Cervical disc herniation can result in localized pain called cervical radiculopathy or it can cause myelopathy, in which pain radiates down the arm. Additional symptoms include a general sense of weakness in an arm, tingling, or numbness.
How to Navigate Treatment Options
There are cases in which disc herniation may resolve without surgical intervention. When the disc is mild to moderately herniated, pain may resolve or stay manageable with medication, spinal injections, or physical therapy. However, herniated discs can also continue to worsen and degrade over time. This can lead to chronic pain. It is in this type of situation that surgery may be the best option to restore comfort and quality of life.

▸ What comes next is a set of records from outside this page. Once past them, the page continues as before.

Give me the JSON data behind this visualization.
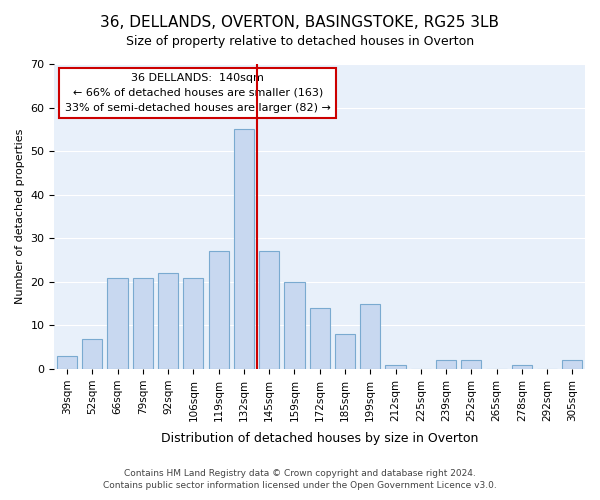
{
  "title": "36, DELLANDS, OVERTON, BASINGSTOKE, RG25 3LB",
  "subtitle": "Size of property relative to detached houses in Overton",
  "xlabel": "Distribution of detached houses by size in Overton",
  "ylabel": "Number of detached properties",
  "categories": [
    "39sqm",
    "52sqm",
    "66sqm",
    "79sqm",
    "92sqm",
    "106sqm",
    "119sqm",
    "132sqm",
    "145sqm",
    "159sqm",
    "172sqm",
    "185sqm",
    "199sqm",
    "212sqm",
    "225sqm",
    "239sqm",
    "252sqm",
    "265sqm",
    "278sqm",
    "292sqm",
    "305sqm"
  ],
  "values": [
    3,
    7,
    21,
    21,
    22,
    21,
    27,
    55,
    27,
    20,
    14,
    8,
    15,
    1,
    0,
    2,
    2,
    0,
    1,
    0,
    2
  ],
  "bar_color": "#c8d8f0",
  "bar_edge_color": "#7aaad0",
  "vline_x": 8,
  "vline_color": "#cc0000",
  "ylim": [
    0,
    70
  ],
  "annotation_title": "36 DELLANDS:  140sqm",
  "annotation_line1": "← 66% of detached houses are smaller (163)",
  "annotation_line2": "33% of semi-detached houses are larger (82) →",
  "annotation_box_edge": "#cc0000",
  "footer_line1": "Contains HM Land Registry data © Crown copyright and database right 2024.",
  "footer_line2": "Contains public sector information licensed under the Open Government Licence v3.0.",
  "background_color": "#ffffff",
  "grid_color": "#ffffff"
}
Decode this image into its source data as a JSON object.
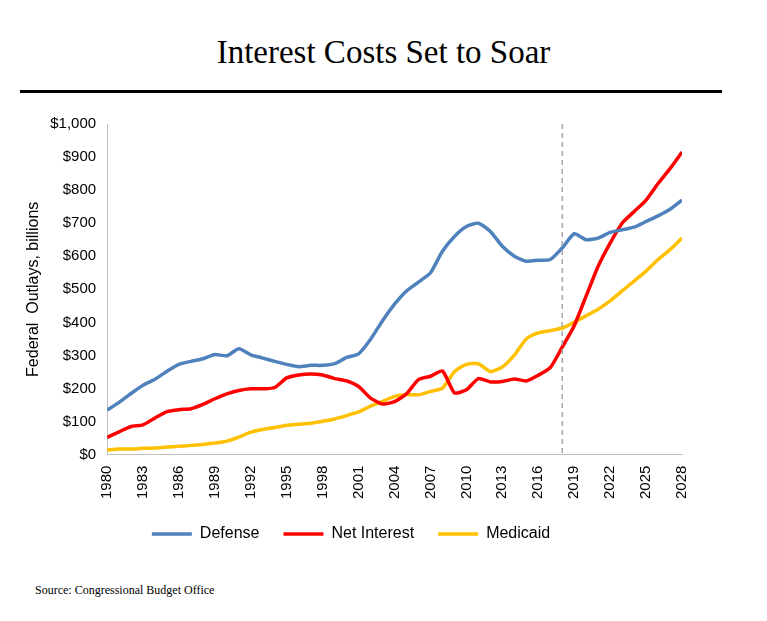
{
  "chart_data": {
    "type": "line",
    "title": "Interest Costs Set to Soar",
    "source": "Source: Congressional Budget Office",
    "y_label": "Federal  Outlays, billions",
    "x": [
      1980,
      1981,
      1982,
      1983,
      1984,
      1985,
      1986,
      1987,
      1988,
      1989,
      1990,
      1991,
      1992,
      1993,
      1994,
      1995,
      1996,
      1997,
      1998,
      1999,
      2000,
      2001,
      2002,
      2003,
      2004,
      2005,
      2006,
      2007,
      2008,
      2009,
      2010,
      2011,
      2012,
      2013,
      2014,
      2015,
      2016,
      2017,
      2018,
      2019,
      2020,
      2021,
      2022,
      2023,
      2024,
      2025,
      2026,
      2027,
      2028
    ],
    "series": [
      {
        "name": "Defense",
        "color": "#4f81bd",
        "values": [
          135,
          158,
          185,
          210,
          228,
          252,
          273,
          282,
          290,
          303,
          299,
          320,
          302,
          292,
          282,
          273,
          266,
          270,
          270,
          275,
          294,
          305,
          349,
          405,
          455,
          495,
          522,
          550,
          615,
          660,
          690,
          700,
          675,
          630,
          600,
          585,
          588,
          590,
          625,
          668,
          650,
          655,
          672,
          680,
          688,
          705,
          722,
          742,
          770
        ]
      },
      {
        "name": "Net Interest",
        "color": "#ff0000",
        "values": [
          52,
          69,
          85,
          90,
          111,
          130,
          136,
          139,
          152,
          169,
          184,
          194,
          199,
          199,
          203,
          232,
          241,
          244,
          241,
          230,
          223,
          206,
          171,
          153,
          160,
          184,
          227,
          237,
          253,
          187,
          196,
          230,
          220,
          221,
          229,
          223,
          240,
          263,
          325,
          390,
          480,
          570,
          640,
          700,
          735,
          770,
          820,
          865,
          915
        ]
      },
      {
        "name": "Medicaid",
        "color": "#ffc000",
        "values": [
          14,
          17,
          17,
          19,
          20,
          23,
          25,
          28,
          31,
          35,
          41,
          53,
          68,
          76,
          82,
          89,
          92,
          95,
          101,
          108,
          118,
          129,
          147,
          161,
          176,
          182,
          181,
          191,
          201,
          251,
          273,
          275,
          251,
          265,
          301,
          350,
          368,
          375,
          383,
          400,
          420,
          440,
          465,
          495,
          525,
          555,
          590,
          620,
          655
        ]
      }
    ],
    "xlim": [
      1980,
      2028
    ],
    "xticks": [
      1980,
      1983,
      1986,
      1989,
      1992,
      1995,
      1998,
      2001,
      2004,
      2007,
      2010,
      2013,
      2016,
      2019,
      2022,
      2025,
      2028
    ],
    "ylim": [
      0,
      1000
    ],
    "yticks": [
      {
        "value": 0,
        "label": "$0"
      },
      {
        "value": 100,
        "label": "$100"
      },
      {
        "value": 200,
        "label": "$200"
      },
      {
        "value": 300,
        "label": "$300"
      },
      {
        "value": 400,
        "label": "$400"
      },
      {
        "value": 500,
        "label": "$500"
      },
      {
        "value": 600,
        "label": "$600"
      },
      {
        "value": 700,
        "label": "$700"
      },
      {
        "value": 800,
        "label": "$800"
      },
      {
        "value": 900,
        "label": "$900"
      },
      {
        "value": 1000,
        "label": "$1,000"
      }
    ],
    "vline": 2018,
    "grid": false,
    "legend": "bottom"
  }
}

Surgery is recommended for cervical disc herniations that cause severe or chronic pain or nerve dysfunction. It is a good treatment option for patients who have relied on nonoperative therapies and are no longer getting relief from them.
A common surgical procedure for cervical disc herniation is a discectomy. The term describes the removal of the disc that is irritating the spinal cord or nerve. Because structural integrity is a vital aspect of mobility and comfort, the removed disc may be replaced. Alternatively, the two vertebrae that surround the damaged disc may be fused together to prevent friction. The outcomes for the discectomy procedure are generally excellent when patients participate in their recommended aftercare strategies.